È un dato di fatto che sull’argomento il cattolicesimo italiano sia diviso in molte correnti. Non c’è solo il bianco e il nero. Le elezioni dell’Umbria hanno dimostrato che esistono ad esempio fasce di elettorato bianco, del tutto d’accordo con Francesco nella tutela degli immigrati, e al tempo stesso desiderosi di voltare pagina rispetto a una “egemonia rossa” pluridecennale sentita psicologicamente come soffocante.
La riflessione, a cui invita Francesco, è tuttavia orientata a cogliere la radice profonda del fenomeno sovranista-populista, che in Italia esibisce presepi e invoca “pieni poteri”. Una radice illiberale e antidemocratica. È significativo il modo con cui il vescovo di Curia Rino Fisichella, allineato con Francesco, abbia smontato nel corso di un dibattito pubblico il sottotitolo un po’ furbetto dell’ultimo libro di Bruno Vespa, Perché l’Italia diventò fascista (e perché il fascismo non può tornare).
Il fascismo non può tornare – ha rimarcato Fisichella, che è presidente del Consiglio per la Nuova evangelizzazione – se… Se il parlamento è forte, se le istituzioni collaborano tra loro, se il popolo è responsabile”. Più che la ricerca di un uomo forte, servirebbe oggi un pensiero forte. Perché se il pensiero politico è debole, allora il popolo è debole. “E bisogna fare molta attenzione ai modi di parlare”, ha aggiunto Fisichella. “Perché il linguaggio violento generalizzato crea comportamenti violenti”. È il commento di un vescovo lombardo-siciliano, che ha capito perfettamente i meccanismi del gioco del suo conterraneo Salvini. Né va trascurato l’argine che l’Avvenire, interprete preciso della linea Bergoglio e della presidenza Bassetti della Cei, pone sistematicamente alla tendenza banalizzante del centro-destra sovranista tipo “il fascismo fa parte della nostra memoria” .

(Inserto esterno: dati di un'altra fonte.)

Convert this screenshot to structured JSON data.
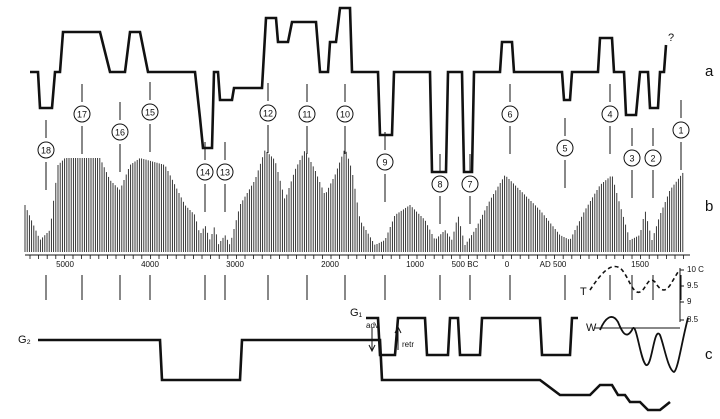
{
  "panel_labels": [
    "a",
    "b",
    "c"
  ],
  "period_numbers": [
    1,
    2,
    3,
    4,
    5,
    6,
    7,
    8,
    9,
    10,
    11,
    12,
    13,
    14,
    15,
    16,
    17,
    18
  ],
  "question_mark": "?",
  "time_axis": [
    "5000",
    "4000",
    "3000",
    "2000",
    "1000",
    "500 BC",
    "0",
    "AD 500",
    "1500"
  ],
  "temperature_scale": [
    "10 C",
    "9.5",
    "9",
    "8.5"
  ],
  "curve_labels": {
    "T": "T",
    "W": "W",
    "G1": "G₁",
    "G2": "G₂",
    "adv": "adv",
    "retr": "retr"
  }
}
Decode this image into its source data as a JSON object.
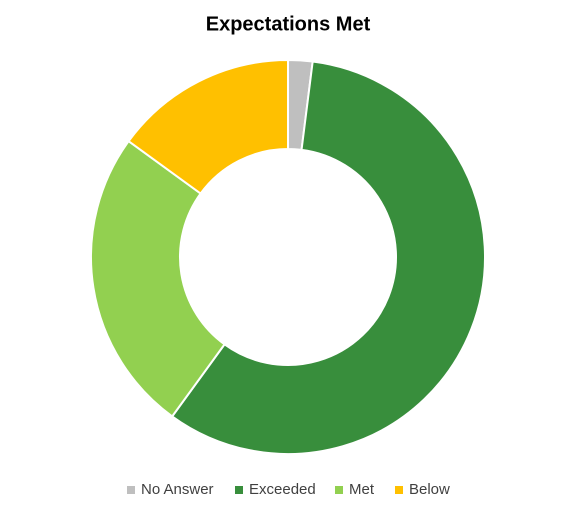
{
  "chart_data": {
    "type": "donut",
    "title": "Expectations Met",
    "categories": [
      "No Answer",
      "Exceeded",
      "Met",
      "Below"
    ],
    "values": [
      2,
      58,
      25,
      15
    ],
    "colors": [
      "#bfbfbf",
      "#388e3c",
      "#92d050",
      "#ffc000"
    ],
    "legend": "bottom"
  }
}
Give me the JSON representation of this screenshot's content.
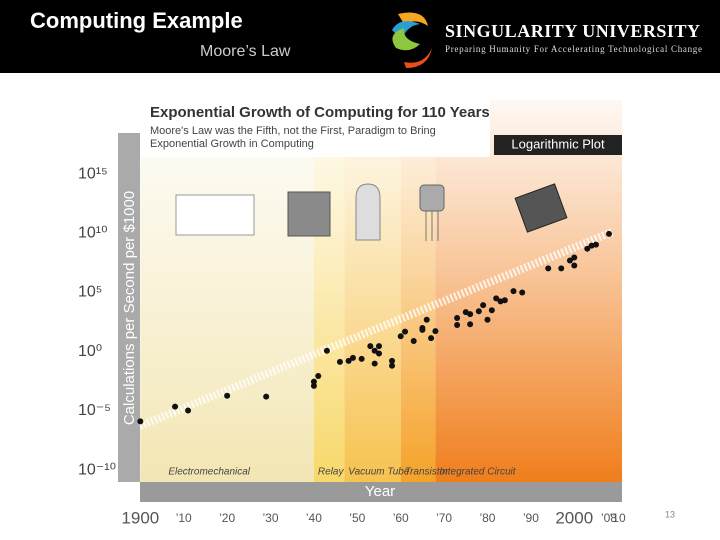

Giovedì 23 gennaio il giornale dei vescovi ricorda in seconda pagina che la “Costituzione è nata antifascista”. A pagina 3 un articolo dello scrittore Ferdinando Camon, a proposito di una “via Almirante” decretata a Verona, è titolato: Segre è la storia giusta, Almirante il passato odioso.
E nelle pagine culturali lo storico Andrea Riccardi rievoca la strage di monaci, diaconi, sacerdoti, fedeli nel monastero etiopico di Debre Libanos, ordinata dal generale Rodolfo Graziani nel 1937. Una rappresaglia, crimine di guerra, “simbolo del regime e della logica di violenza e di odio che lo pervadeva”.
Non si potrà dire che la Chiesa di Francesco ha taciuto.